A dreadful feeling settled over me, slow and heavy.
Did Death reject me?
Am I that unwanted?
Even in dying, I couldn't manage to do it right. Truly, a man of consistent failure.
I forced myself upright and made myself look at where I'd ended up.
The sky was a pale, washed-out grey — deeply depressing, might I add. Tall, dark trees ringed the valley around me, their bare branches cutting against the sky like old cracks in older stone, each one easily dwarfing me. An eerie silence permeated throughout the forest, as if daring someone to disturb the tranquil peace.
Out in the distance, a single path wound through the snow toward one of the far mountains, half-swallowed by the treeline.
I stared at it.
Screwed, I thought. Completely and utterly screwed.
Was I even still human?
The answer, if there was one, probably lay somewhere at the end of that path. Not that I had any other options.
I made myself move. One step, then another, my footsteps swallowed almost immediately by the silence of the woods.
I had no idea if I was still in the same world — or whether I'd stumbled into one of the death zones from the geography lessons at the orphanage.
Deep down, the possibility terrified me.
How am I supposed to survive this?
What am I even doing here?
Two questions. No answers. Just snow, and silence, and a path I had no choice but to walk.

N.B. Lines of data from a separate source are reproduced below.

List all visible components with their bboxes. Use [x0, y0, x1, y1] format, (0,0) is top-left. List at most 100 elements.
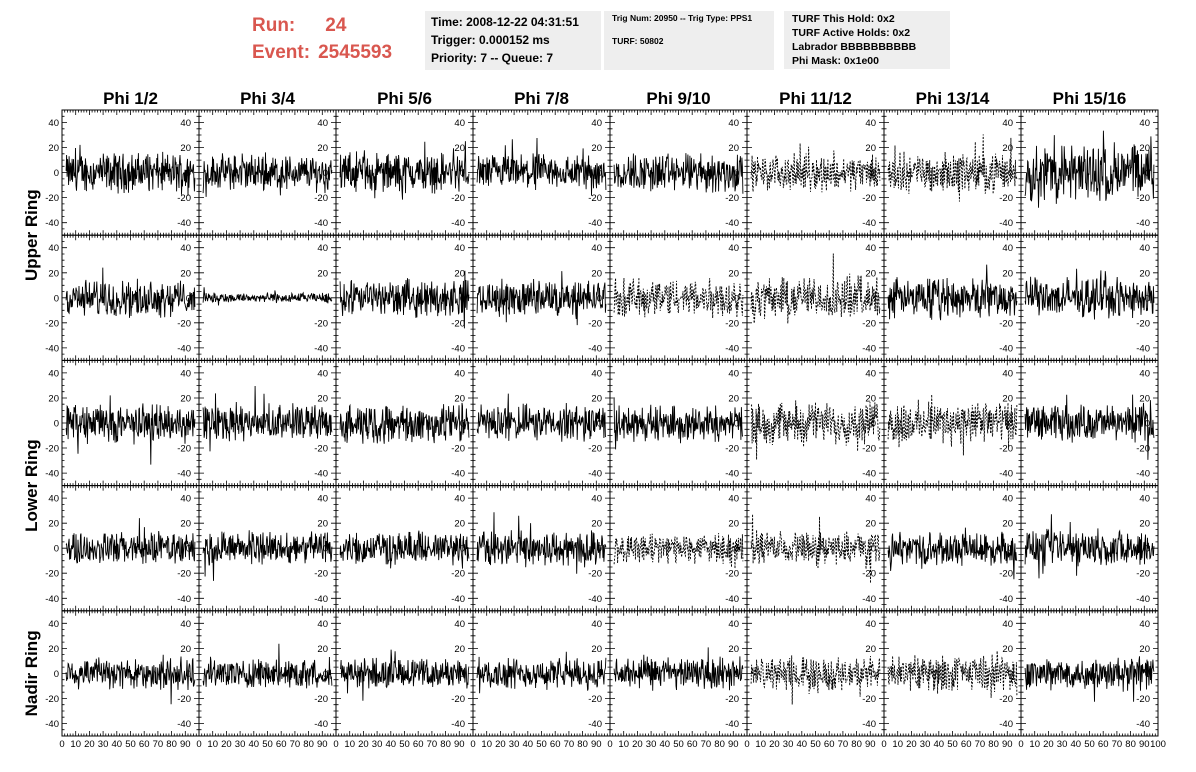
x-tick-label: 70: [290, 739, 301, 750]
y-tick-label: 40: [1139, 619, 1150, 630]
panel-ticks: [61, 109, 200, 236]
turf-hold-info-box: TURF This Hold: 0x2 TURF Active Holds: 0…: [784, 11, 950, 69]
y-tick-label: 20: [317, 644, 328, 655]
x-tick-label: 80: [1125, 739, 1136, 750]
panel-ticks: [883, 360, 1022, 486]
run-event-block: Run: 24 Event: 2545593: [252, 12, 392, 66]
phi-mask-text: Phi Mask: 0x1e00: [792, 55, 879, 67]
x-tick-label: 70: [838, 739, 849, 750]
waveform-trace: [887, 527, 1018, 580]
y-tick-label: 0: [871, 544, 876, 555]
y-tick-label: 40: [728, 619, 739, 630]
column-title: Phi 7/8: [514, 89, 569, 108]
waveform-trace: [750, 655, 881, 705]
y-tick-label: 0: [186, 544, 191, 555]
column-title: Phi 5/6: [377, 89, 432, 108]
column-title: Phi 11/12: [779, 89, 852, 108]
panel-ticks: [746, 109, 885, 236]
x-tick-label: 50: [673, 739, 684, 750]
y-tick-label: 20: [454, 268, 465, 279]
x-tick-label: 0: [744, 739, 749, 750]
y-tick-label: -40: [177, 343, 191, 354]
waveform-trace: [750, 400, 881, 460]
waveform-trace: [339, 402, 470, 444]
waveform-trace: [202, 287, 333, 306]
y-tick-label: 20: [180, 268, 191, 279]
waveform-trace: [476, 651, 607, 694]
y-tick-label: 40: [454, 118, 465, 129]
y-tick-label: 20: [48, 268, 59, 279]
y-tick-label: -40: [1136, 343, 1150, 354]
y-tick-label: 40: [1002, 494, 1013, 505]
y-tick-label: -20: [177, 694, 191, 705]
panel-ticks: [609, 485, 748, 612]
waveform-trace: [202, 530, 333, 581]
turf-text: TURF: 50802: [612, 36, 664, 46]
x-tick-label: 100: [1150, 739, 1166, 750]
trigger-text: Trigger: 0.000152 ms: [431, 33, 550, 47]
x-tick-label: 30: [646, 739, 657, 750]
y-tick-label: 0: [54, 293, 59, 304]
x-tick-label: 50: [947, 739, 958, 750]
waveform-trace: [613, 533, 744, 569]
waveform-trace: [750, 143, 881, 193]
y-tick-label: 20: [48, 519, 59, 530]
waveform-trace: [613, 277, 744, 319]
panel-ticks: [883, 610, 1022, 737]
y-tick-label: -20: [1136, 694, 1150, 705]
y-tick-label: 20: [1002, 393, 1013, 404]
y-tick-label: -20: [177, 193, 191, 204]
y-tick-label: 20: [48, 393, 59, 404]
y-tick-label: 20: [180, 393, 191, 404]
panel-frame: [746, 234, 885, 361]
y-tick-label: 20: [317, 143, 328, 154]
x-tick-label: 20: [84, 739, 95, 750]
waveform-trace: [202, 385, 333, 452]
x-tick-label: 20: [769, 739, 780, 750]
waveform-trace: [65, 518, 196, 564]
event-label: Event:: [252, 42, 311, 63]
y-tick-label: 20: [1139, 644, 1150, 655]
waveform-trace: [202, 643, 333, 689]
y-tick-label: 40: [1002, 243, 1013, 254]
column-title: Phi 9/10: [646, 89, 710, 108]
x-tick-label: 30: [372, 739, 383, 750]
y-tick-label: -20: [862, 193, 876, 204]
y-tick-label: 40: [454, 619, 465, 630]
waveform-trace: [1024, 130, 1155, 208]
x-tick-label: 20: [1043, 739, 1054, 750]
x-tick-label: 30: [1057, 739, 1068, 750]
y-tick-label: -20: [45, 193, 59, 204]
y-tick-label: 40: [1002, 118, 1013, 129]
x-tick-label: 50: [810, 739, 821, 750]
y-tick-label: -40: [314, 218, 328, 229]
y-tick-label: 40: [591, 619, 602, 630]
y-tick-label: -20: [45, 444, 59, 455]
y-tick-label: -20: [588, 193, 602, 204]
waveform-trace: [339, 141, 470, 200]
panel-ticks: [746, 360, 885, 486]
y-tick-label: 20: [728, 143, 739, 154]
x-tick-label: 80: [303, 739, 314, 750]
panel-ticks: [746, 610, 885, 737]
x-tick-label: 30: [98, 739, 109, 750]
y-tick-label: -40: [451, 469, 465, 480]
waveform-trace: [887, 134, 1018, 202]
x-tick-label: 20: [906, 739, 917, 750]
y-tick-label: 40: [317, 118, 328, 129]
y-tick-label: -40: [1136, 469, 1150, 480]
waveform-trace: [65, 267, 196, 318]
y-tick-label: -20: [314, 694, 328, 705]
y-tick-label: 20: [1002, 644, 1013, 655]
y-tick-label: -40: [177, 594, 191, 605]
panel-ticks: [883, 485, 1022, 612]
y-tick-label: 20: [591, 519, 602, 530]
y-tick-label: -20: [45, 318, 59, 329]
waveform-trace: [887, 394, 1018, 456]
y-tick-label: 40: [180, 368, 191, 379]
y-tick-label: 40: [591, 243, 602, 254]
x-tick-label: 40: [386, 739, 397, 750]
waveform-trace: [476, 393, 607, 442]
y-tick-label: 20: [865, 268, 876, 279]
x-tick-label: 90: [180, 739, 191, 750]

Death zones. In this world, there were only seven of them, the forbidden places no adventurer had ever returned from. Expeditions packed with experts, funded by kings, blessed by priests. Gone. Entire parties swallowed without a trace. Rulers had tried to map them. A few had tried to conquer them. Not one had managed either.
We learned about them in geography at the orphanage, tucked between lessons on trade routes and river systems as if they were simply another fact of the world, something to memorize and move on from. I remembered thinking, at the time, that only a fool would ever end up in one.
Noted.
It seems I am the fool.
The thought should've broken me. I mean, perhaps it did. I am sure my 14-year-old, highly mature mind can endure this.
But somewhere between the cold and the silence and the impossible fact of still being alive, something else surfaced instead.
Spite.
Raw, ugly, completely irrational spite.
I let out a laugh. Slow at first, then less controlled, escaping my lips in a way that had nothing to do with anything being funny. My eyes were wet. I hadn't noticed until just now.
Fuck this. So what if Death had rejected me? So what if I had no power, no system, no idea where I was or what was waiting for me in those trees?
"I will live in spite," I said aloud, to no one. "I will torment every last one of you — the gods, their apostles, every rotten piece of this world that thought it could be done with me."
My voice echoed and then disappeared into the trees.
I started walking toward the path, laughter still catching at the edges of my breath.
"And if even my own lover won't have me," I added, almost conversationally, "then I'll force my way to her."
"A lamb," I muttered, almost to myself. "That's what the system called me. A lamb."
I almost laughed again.
"So what? Even cornered prey fights back."
A smile had settled onto my face somewhere along the way. I could feel it, the sort of smile I always carried when I refused to take my medicines, a smile that greatly unsettled the kids around me.
I carried down the beaten path, the cold chipping away at my mind.